François Cusset, author of the acclaimed book French Theory, investigates the queering of the French literary canon by American writers and scholars in this thought-provoking and free-minded journey across six centuries of literary classics and sexual polemics.
Cusset presents the foundations and rationale for American queer theory, the field of study established in the 1990s and promulgated by writers and scholars such as Judith Butler, Eve Kosofsky Sedgwick, and Michael Warner (in the wake of Michel Foucault), which challenges a supposed "heteronormative" ideology in our culture. He provides an overview of their reinterpretation of the French literary canon from a queer perspective, then deliberately goes further, confronting that same canon with a lively form of general suspicion--seeking gender trouble and sexual ambiguities in the most unexpected corners of French literary classics, in which macho heroes turn out to be homosocial melancholics and the most seemingly submissive housewives are great vanguards of lesbian liberation.

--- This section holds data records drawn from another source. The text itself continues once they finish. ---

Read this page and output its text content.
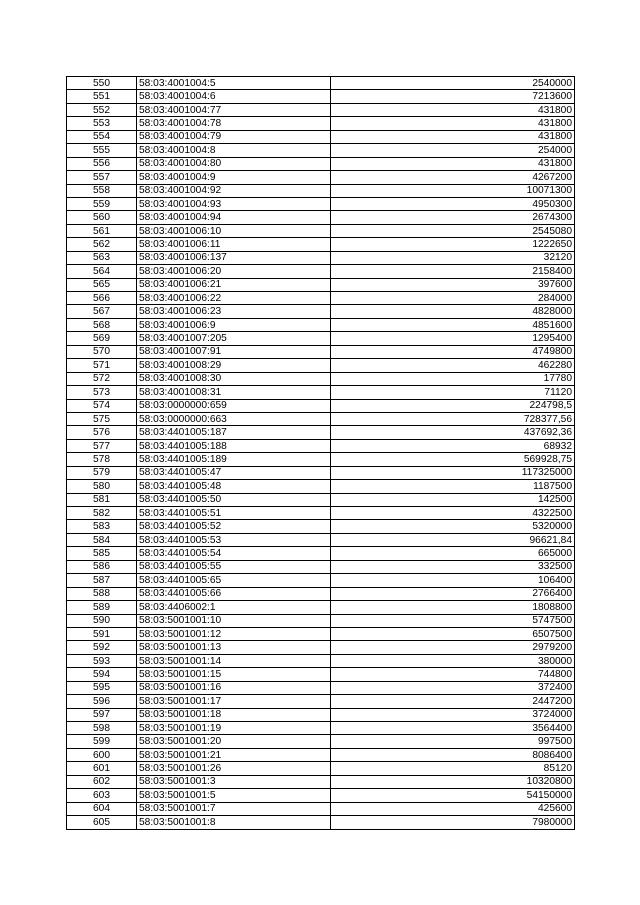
550	58:03:4001004:5	2540000
551	58:03:4001004:6	7213600
552	58:03:4001004:77	431800
553	58:03:4001004:78	431800
554	58:03:4001004:79	431800
555	58:03:4001004:8	254000
556	58:03:4001004:80	431800
557	58:03:4001004:9	4267200
558	58:03:4001004:92	10071300
559	58:03:4001004:93	4950300
560	58:03:4001004:94	2674300
561	58:03:4001006:10	2545080
562	58:03:4001006:11	1222650
563	58:03:4001006:137	32120
564	58:03:4001006:20	2158400
565	58:03:4001006:21	397600
566	58:03:4001006:22	284000
567	58:03:4001006:23	4828000
568	58:03:4001006:9	4851600
569	58:03:4001007:205	1295400
570	58:03:4001007:91	4749800
571	58:03:4001008:29	462280
572	58:03:4001008:30	17780
573	58:03:4001008:31	71120
574	58:03:0000000:659	224798,5
575	58:03:0000000:663	728377,56
576	58:03:4401005:187	437692,36
577	58:03:4401005:188	68932
578	58:03:4401005:189	569928,75
579	58:03:4401005:47	117325000
580	58:03:4401005:48	1187500
581	58:03:4401005:50	142500
582	58:03:4401005:51	4322500
583	58:03:4401005:52	5320000
584	58:03:4401005:53	96621,84
585	58:03:4401005:54	665000
586	58:03:4401005:55	332500
587	58:03:4401005:65	106400
588	58:03:4401005:66	2766400
589	58:03:4406002:1	1808800
590	58:03:5001001:10	5747500
591	58:03:5001001:12	6507500
592	58:03:5001001:13	2979200
593	58:03:5001001:14	380000
594	58:03:5001001:15	744800
595	58:03:5001001:16	372400
596	58:03:5001001:17	2447200
597	58:03:5001001:18	3724000
598	58:03:5001001:19	3564400
599	58:03:5001001:20	997500
600	58:03:5001001:21	8086400
601	58:03:5001001:26	85120
602	58:03:5001001:3	10320800
603	58:03:5001001:5	54150000
604	58:03:5001001:7	425600
605	58:03:5001001:8	7980000
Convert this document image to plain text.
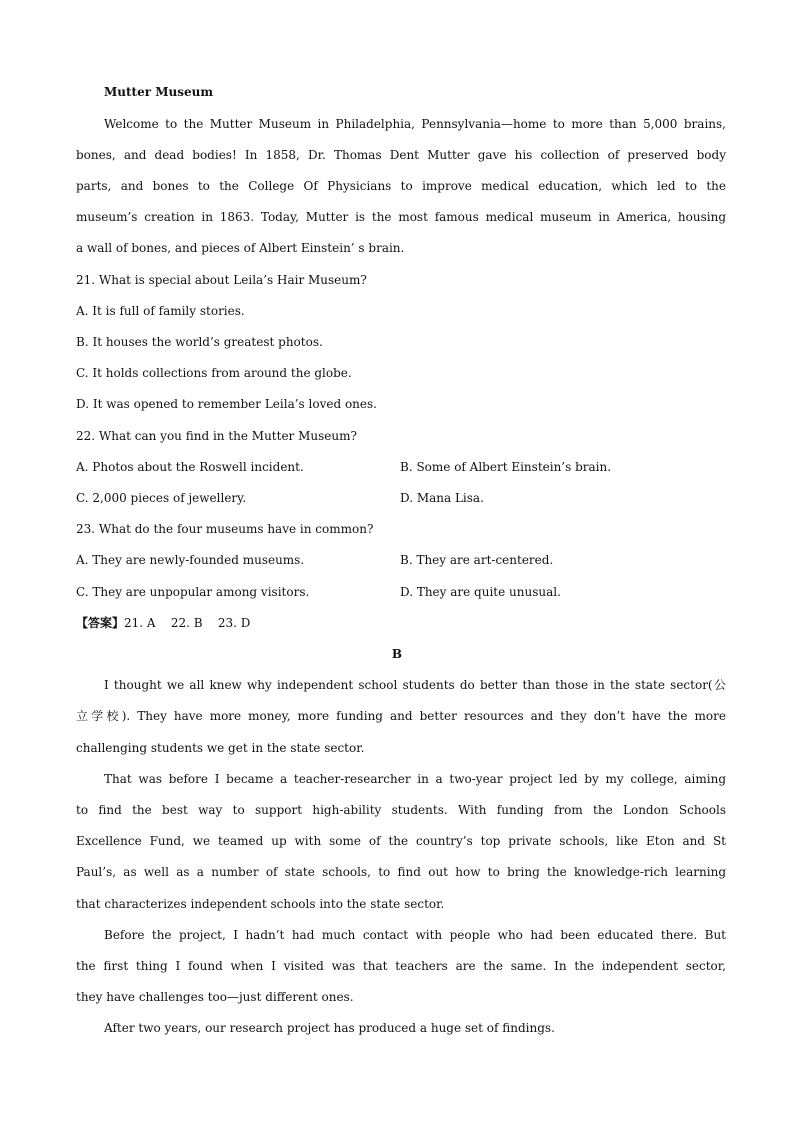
Mutter Museum
Welcome to the Mutter Museum in Philadelphia, Pennsylvania—home to more than 5,000 brains,
bones, and dead bodies! In 1858, Dr. Thomas Dent Mutter gave his collection of preserved body
parts, and bones to the College Of Physicians to improve medical education, which led to the
museum’s creation in 1863. Today, Mutter is the most famous medical museum in America, housing
a wall of bones, and pieces of Albert Einstein’ s brain.
21. What is special about Leila’s Hair Museum?
A. It is full of family stories.
B. It houses the world’s greatest photos.
C. It holds collections from around the globe.
D. It was opened to remember Leila’s loved ones.
22. What can you find in the Mutter Museum?
A. Photos about the Roswell incident.	B. Some of Albert Einstein’s brain.
C. 2,000 pieces of jewellery.	D. Mana Lisa.
23. What do the four museums have in common?
A. They are newly-founded museums.	B. They are art-centered.
C. They are unpopular among visitors.	D. They are quite unusual.
【答案】21. A    22. B    23. D
B
I thought we all knew why independent school students do better than those in the state sector(公
立学校). They have more money, more funding and better resources and they don’t have the more
challenging students we get in the state sector.
That was before I became a teacher-researcher in a two-year project led by my college, aiming
to find the best way to support high-ability students. With funding from the London Schools
Excellence Fund, we teamed up with some of the country’s top private schools, like Eton and St
Paul’s, as well as a number of state schools, to find out how to bring the knowledge-rich learning
that characterizes independent schools into the state sector.
Before the project, I hadn’t had much contact with people who had been educated there. But
the first thing I found when I visited was that teachers are the same. In the independent sector,
they have challenges too—just different ones.
After two years, our research project has produced a huge set of findings.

Cusset's survey includes medieval and Renaissance literature, works from the Age of Enlightenment, nineteenth-century avant-gardists such as Charles Baudelaire and Honoré de Balzac, and twentieth-century modernists such as Marcel Proust and Jean Genet.
Bold in its themes and propositions, The Inverted Gaze (a translation of the book Queer Critics) is an extraordinary work about French literature and American queer politics by one of France's biggest intellectual stars.
François Cusset is a professor of American studies at the University of Paris. He is the author of numerous books including French Theory (2008).
David Homel is an award-winning translator and writer who lives in Montreal, Quebec.